One potential limitation of the CEIs in this study is the sample size. Formal sample size calculations based on hypothesis testing were not performed because of the qualitative nature of the study, although a sample size of 14 was anticipated to achieve saturation of concepts. Following completion of the 14 interviews, concept saturation was evaluated, and no further interviews were deemed necessary, although the study protocol allowed for them if required. Furthermore, the sample size used in this study is consistent with similar CEI studies performed in MS [26, 37] and the findings were generally consistent with those of the 27 studies identified in the targeted literature review (total > 56,000 PwMS).

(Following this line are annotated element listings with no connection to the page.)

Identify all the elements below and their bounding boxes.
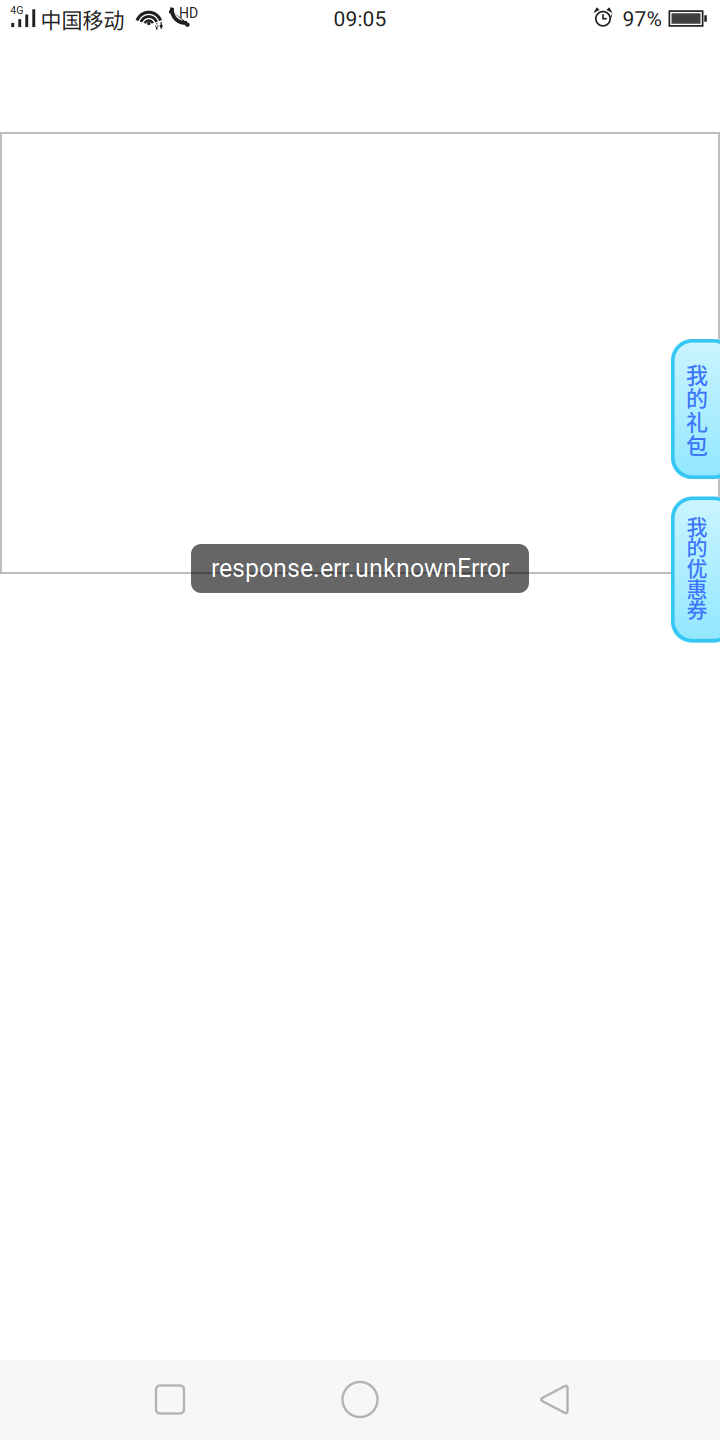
staticText: response.err.unknownError xyxy=(211,554,509,583)
button[interactable]: Back xyxy=(506,1360,602,1440)
staticText: 的 xyxy=(686,531,708,561)
staticText: 我 xyxy=(686,510,708,541)
staticText: 券 xyxy=(686,593,708,624)
button[interactable]: Recents xyxy=(122,1360,218,1440)
staticText: 我 xyxy=(686,358,708,390)
staticText: 09:05 xyxy=(334,7,386,31)
staticText: HD xyxy=(179,5,198,21)
button[interactable]: 我 xyxy=(671,496,720,642)
staticText: 优 xyxy=(686,552,708,582)
staticText: 4G xyxy=(10,4,23,16)
staticText: 中国移动 xyxy=(40,3,124,34)
staticText: 97% xyxy=(622,7,662,31)
staticText: 的 xyxy=(686,381,708,413)
button[interactable]: Home xyxy=(312,1360,408,1440)
staticText: 礼 xyxy=(686,405,708,437)
staticText: 惠 xyxy=(686,573,708,603)
staticText: 包 xyxy=(686,428,708,460)
button[interactable]: 我 xyxy=(671,339,720,479)
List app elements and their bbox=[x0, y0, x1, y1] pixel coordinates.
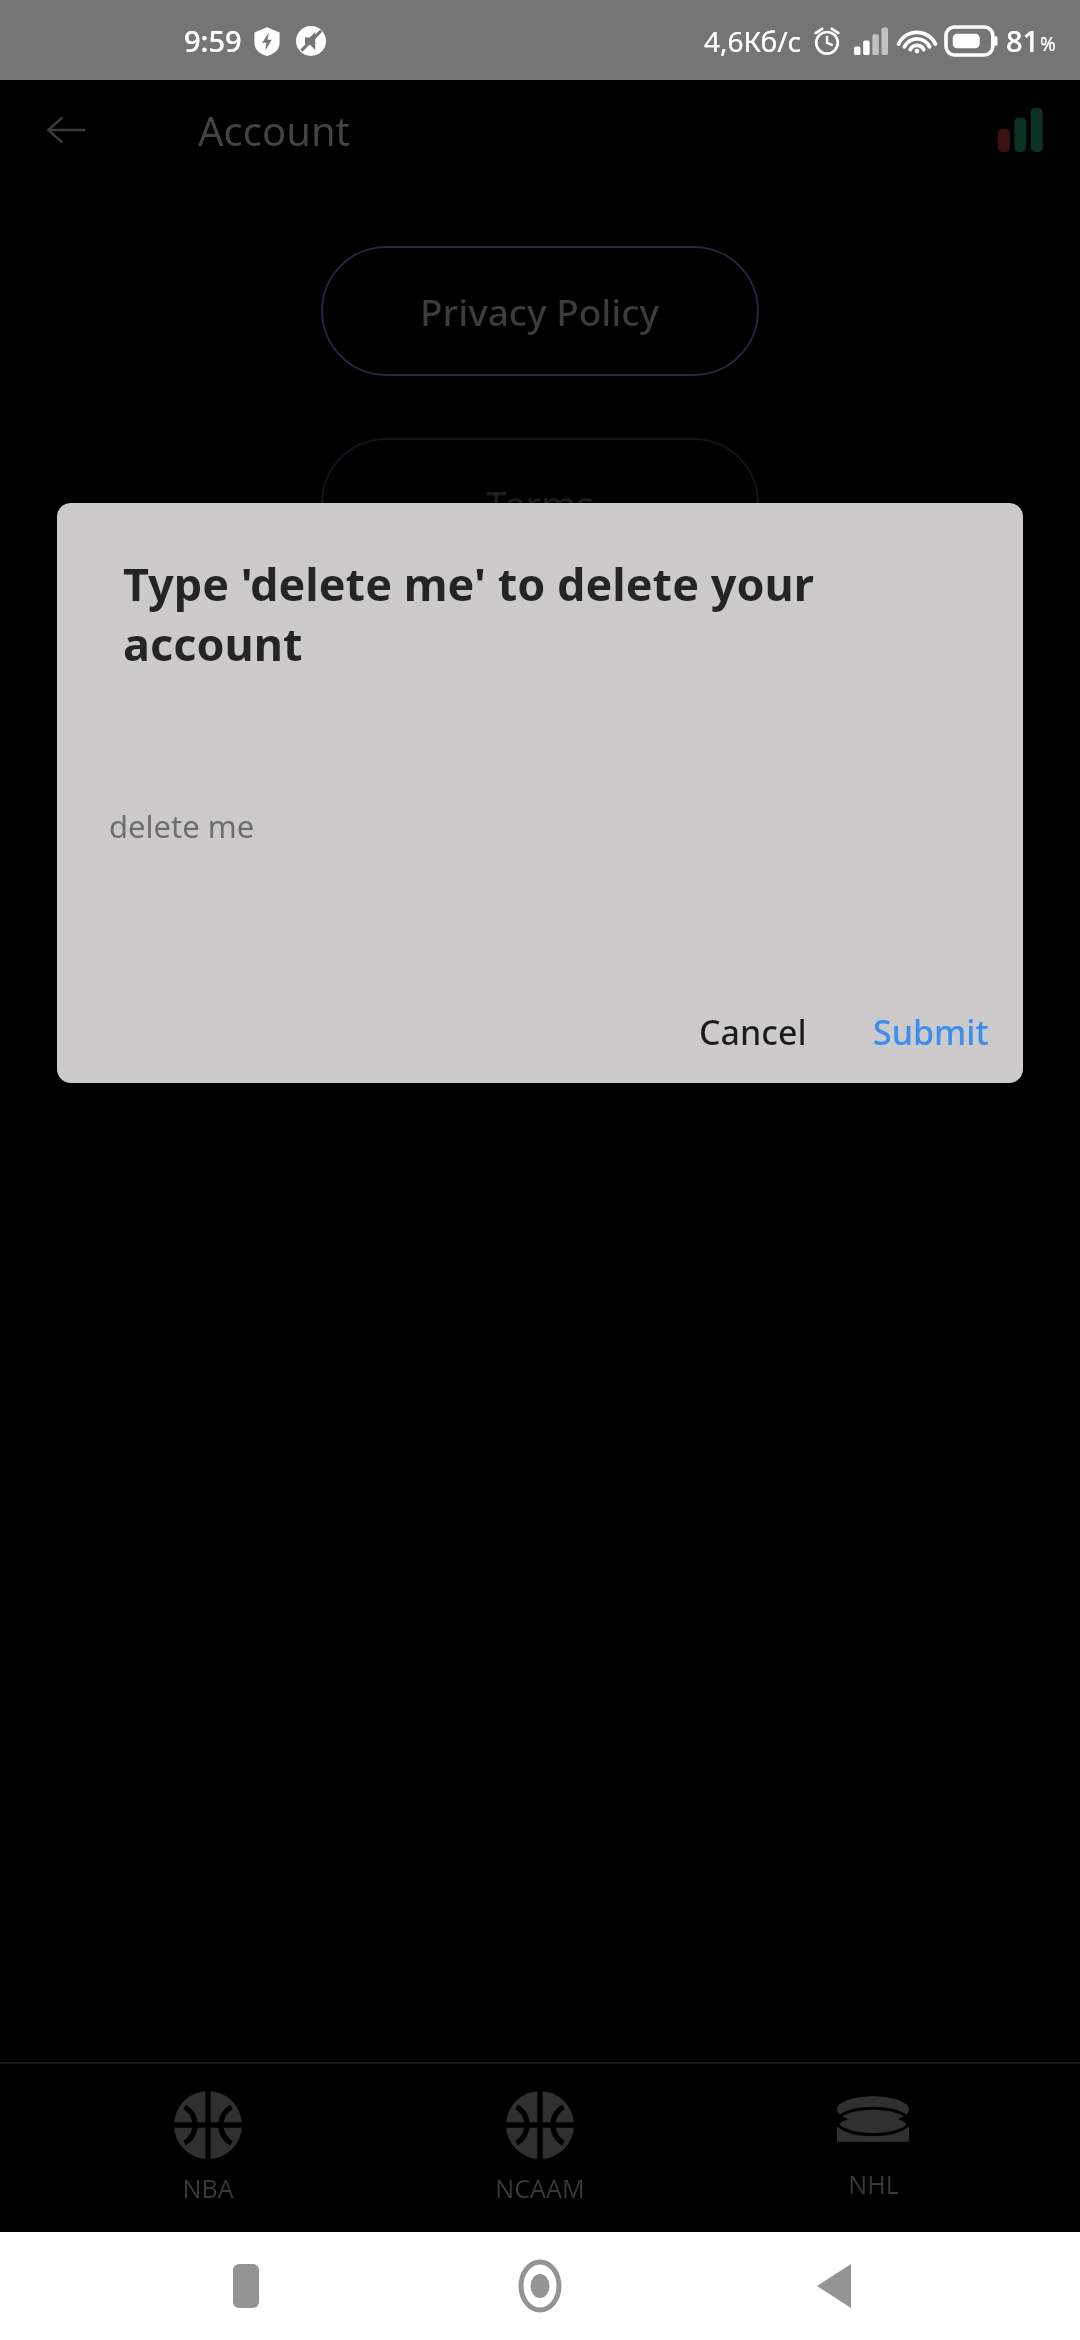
button[interactable]: NCAAM bbox=[415, 2081, 665, 2215]
button[interactable]: NBA bbox=[83, 2081, 333, 2215]
staticText: NBA bbox=[182, 2171, 234, 2205]
staticText: Cancel bbox=[699, 1009, 807, 1055]
button[interactable]: Home bbox=[492, 2238, 588, 2334]
staticText: 4,6Кб/c bbox=[704, 22, 802, 60]
staticText: Privacy Policy bbox=[420, 286, 660, 336]
staticText: Account bbox=[198, 103, 351, 157]
staticText: 81 bbox=[1006, 21, 1040, 60]
button[interactable]: Terms bbox=[321, 438, 759, 568]
button[interactable]: Back bbox=[30, 94, 102, 166]
button[interactable]: Signal strength bbox=[986, 94, 1058, 166]
button[interactable]: Submit bbox=[853, 993, 1009, 1071]
staticText: % bbox=[1040, 31, 1056, 57]
button[interactable]: NHL bbox=[748, 2085, 998, 2211]
button[interactable]: Cancel bbox=[675, 993, 831, 1071]
button[interactable]: Recents bbox=[198, 2238, 294, 2334]
staticText: NHL bbox=[848, 2167, 899, 2201]
staticText: NCAAM bbox=[495, 2171, 585, 2205]
button[interactable]: Privacy Policy bbox=[321, 246, 759, 376]
button[interactable]: Back bbox=[786, 2238, 882, 2334]
staticText: Terms bbox=[486, 478, 595, 528]
staticText: delete me bbox=[109, 805, 255, 847]
staticText: 9:59 bbox=[184, 21, 242, 60]
staticText: Submit bbox=[873, 1009, 989, 1055]
staticText: Type 'delete me' to delete your account bbox=[123, 553, 953, 674]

This study sample, including only people with RRMS, may also be a limitation. Symptoms such as depression, pain, and walking difficulty have been found to impact quality of life across all three of the MS subtypes; however, recent large cohort studies have found some differences among the frequency and relative significance of concepts reported by people with RRMS, PPMS, and SPMS [6, 21, 51], and reported differences may be confounded by severity and disability levels. There are additional limitations in relation to the degree of inference that can be drawn from qualitative interviews. Qualitative research, by definition, does not support statistical inference to larger populations. Rather, the objective of qualitative research is to capture an in-depth view of individual experiences, including the subjective and nuanced aspects of experiential knowledge, as well as the language that individuals use to describe their condition and its effects. These objectives are particularly important in CEIs conducted as the basis of developing fit-for-purpose PRO measures. In subsequent development and evaluation studies of the PROMIS Fatigue (MS) 8a and PROMIS Physical Function (MS) 15a instruments, sample sizes were expanded in line with best practice standards of psychometric testing [27, 33]. It should be noted that the research team felt it was important to present the classification of symptoms and impacts that organically emerged from the interviews. For example, “balance problems/instability” was listed as an impact as it was reported by PwMS in response to questions/prompts specifically related to disease impacts. As balance problems are a disease symptom, they were considered as such in the conceptual model. A further consideration is that the interviews were conducted in the USA only, reflecting the focus of the overall PRO measure development research program on the USA healthcare system. Further investigations in other locations and cultural contexts may reveal additional important concepts for PwMS.

Conclusions

This study identified symptoms and impacts related to the experiences of people with RRMS and formulated a conceptual model of MS; this is important to ensure that symptoms and impacts that matter most to PwMS are considered for the development of fit-for-purpose PRO instruments. Fatigue and cognitive dysfunction were among the most bothersome symptoms identified and impacts on walking ability and physical functioning were commonly reported. Standardized assessment of experiences of PwMS, based on self-reported outcomes, requires further development to become part of formal disability assessment. The development of appropriate PRO instruments, sensitive to key MS symptoms and impacts, will benefit the design of clinical trials and the development of MS therapies. More fundamentally, well-designed PRO instruments, developed in collaboration with PwMS [52], provide tools for increased patient-centricity in MS treatment, increasing the potential for earlier recognition of disease progression, and may support the understanding of disease processes such as silent progression [10, 13] and progression independent of relapse activity [15]. The concepts identified in this study underpin the appropriateness and content validity of the PROMIS Fatigue (MS) 8a and the PROMIS Physical Function (MS) 15a [27, 33] and the conceptual model further supports their use in clinical trials and clinical care in MS.